Dell in Deal to Go Private
Just last week I was writing about the importance of sometimes ignoring Wall Street analysts whose focus on quarterly earnings can force a company into neglecting its best interests. Bowing to the demands of quarterly reporting (and profits) reflects short-term thinking that might prevent long-term success. Today Dell decided to go private in a $24 billion dollar deal that involved about $15 billion in debt, private equity and an assist from Microsoft and I think it reflects Dell’s need to step away from that thinking.
It’s a gutsy move but one that I think will benefit Dell. It is also somewhat like a restructuring under court supervision during a bankruptcy but this has none of the stigma of a bankruptcy nor does it have the outsiders looking over your shoulder that can make such a restructuring so difficult.
Dell will be free to chart its course though it must be said that its partners in this endeavor can’t be expected to be silent. But neither can they be expected to be naïve about what’s ahead, they presumably are smart people who went into this with open eyes.
So, what are they doing and why? Well, PC and laptop sales have peaked. The industry will sell a lot of boxes this year, but the growth is out of the market and it is becoming a zero-sum situation of replacements and takeaways. In Q4 2012 the majors, including Dell, shipped a combined 90,372,942 units — 4.9% less than in 2011’s Q4 according to Gartner. At the same time, smaller devices are ramping like crazy — headline: “Gartner: PC sales continue to slide as tablets eat their lunch” and as the PC makers sneeze, Intel, the maker of the CPU chip, catches cold — headline — “Intel profit sinks 27% on dreadful PC sales”. So the play now is to compete in tablets and smart phones and try to make it up on volume and software. But the prices are lower for smaller devices and so are the profits.
When Dell was a public entity, no Wall Streeters wanted to know about declining sales of big boxes or rising sales, but lower margins, of devices. But that’s the reality. As a private company Dell will be freer to attack the device market and to more aggressively go after the market for cloud computing where it can remake itself into a twenty-first century tech company.
Dell already has substantial assets in non-hardware related areas. For example, it owns Boomi, a cloud integration product that enables Dell’s service group to bring together multiple cloud systems into a single solution for its mid-range customers.

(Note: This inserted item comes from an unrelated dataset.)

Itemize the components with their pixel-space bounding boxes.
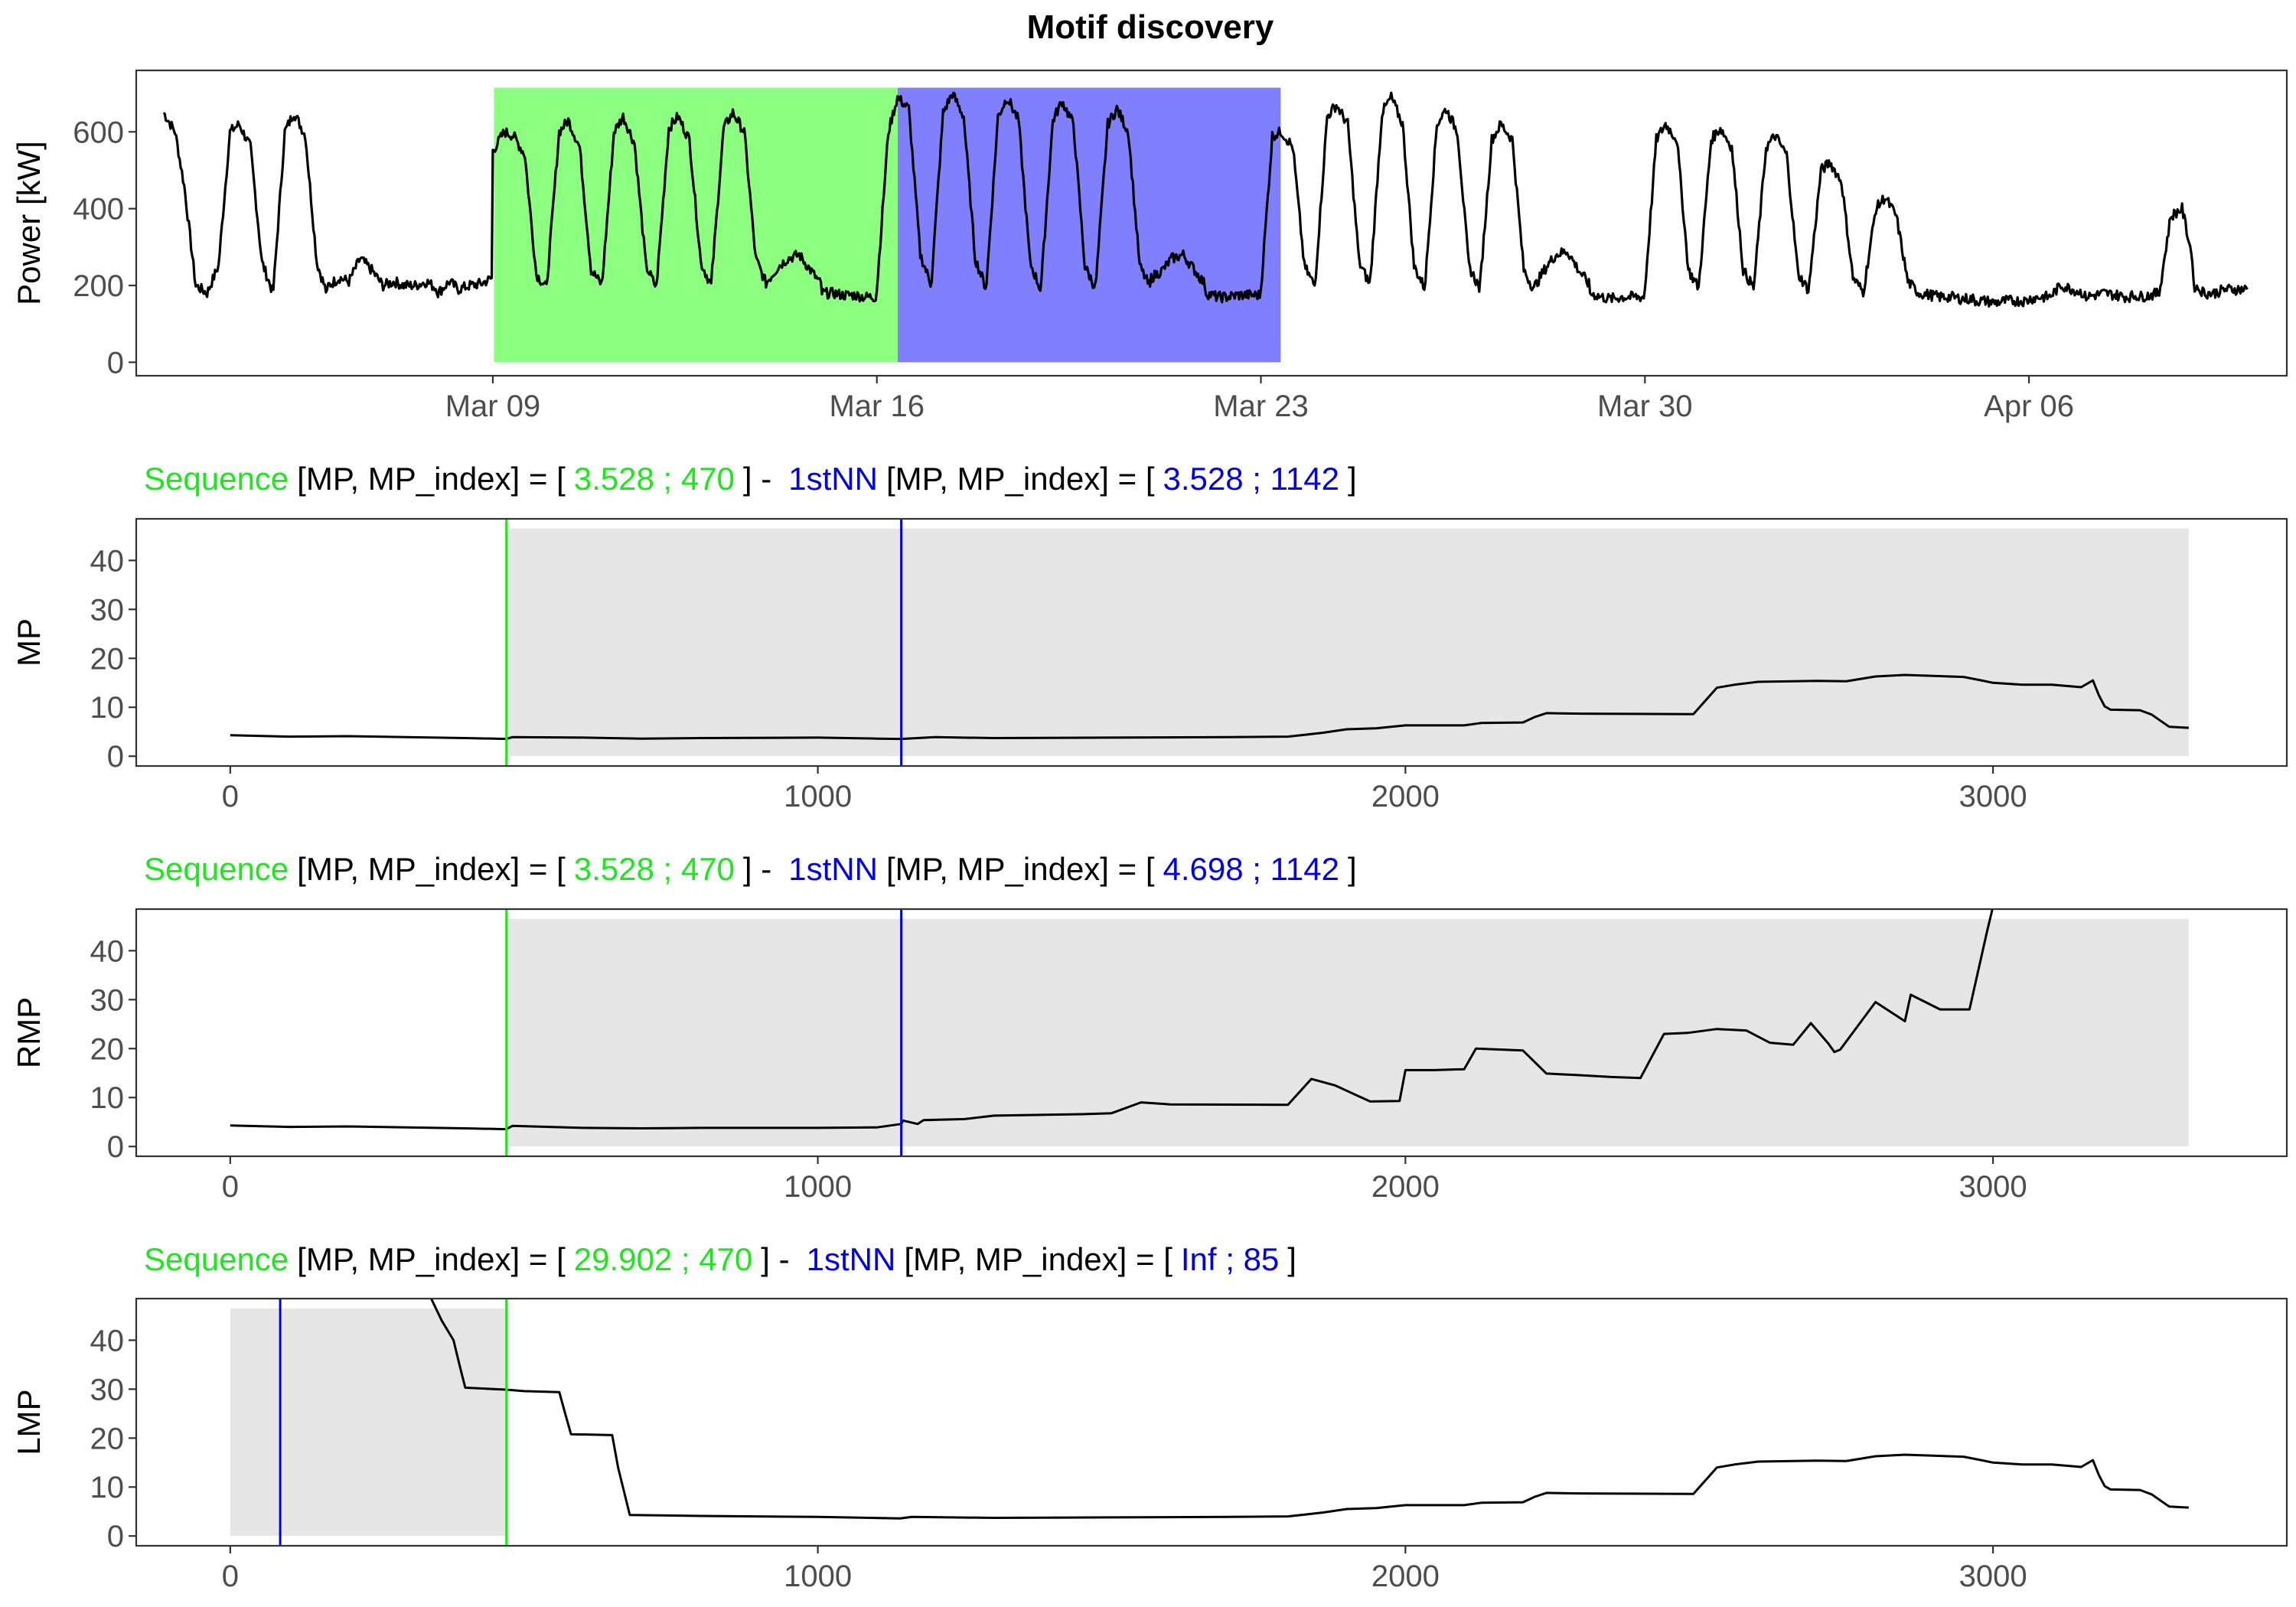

It partners with Salesforce.com in delivering Sales Cloud and Service Cloud solutions using Boomi and third party apps. It ties the deals together with financing from Dell Finance. So the company has some significant assets it can use to innovate new products and I expect we will see a lot of that.
Lastly, as I look at this I see a similar story in Sun Microsystems which Oracle bought a couple of years ago when the once high-flying computer maker began to stumble. In concert with Oracle’s database gurus, the hardware division has rolled out some impressive next generation devices that will certainly drive cloud computing to new heights. But there’s no reason to concede that market to Oracle/Sun and Dell might have something to say about high performance cloud computing infrastructure as it begins to innovate anew as a private company.
Dell’s announcement this morning is studded with opportunity and peril. But the fact that it has taken control of its destiny and that founder Michael Dell is still at the helm means that the company should now attempt to kick its innovation into high gear. The outcome is uncertain but if successful it may present a new model for what aging and once successful companies can do when the market shifts beneath their feet. This will be fun to watch.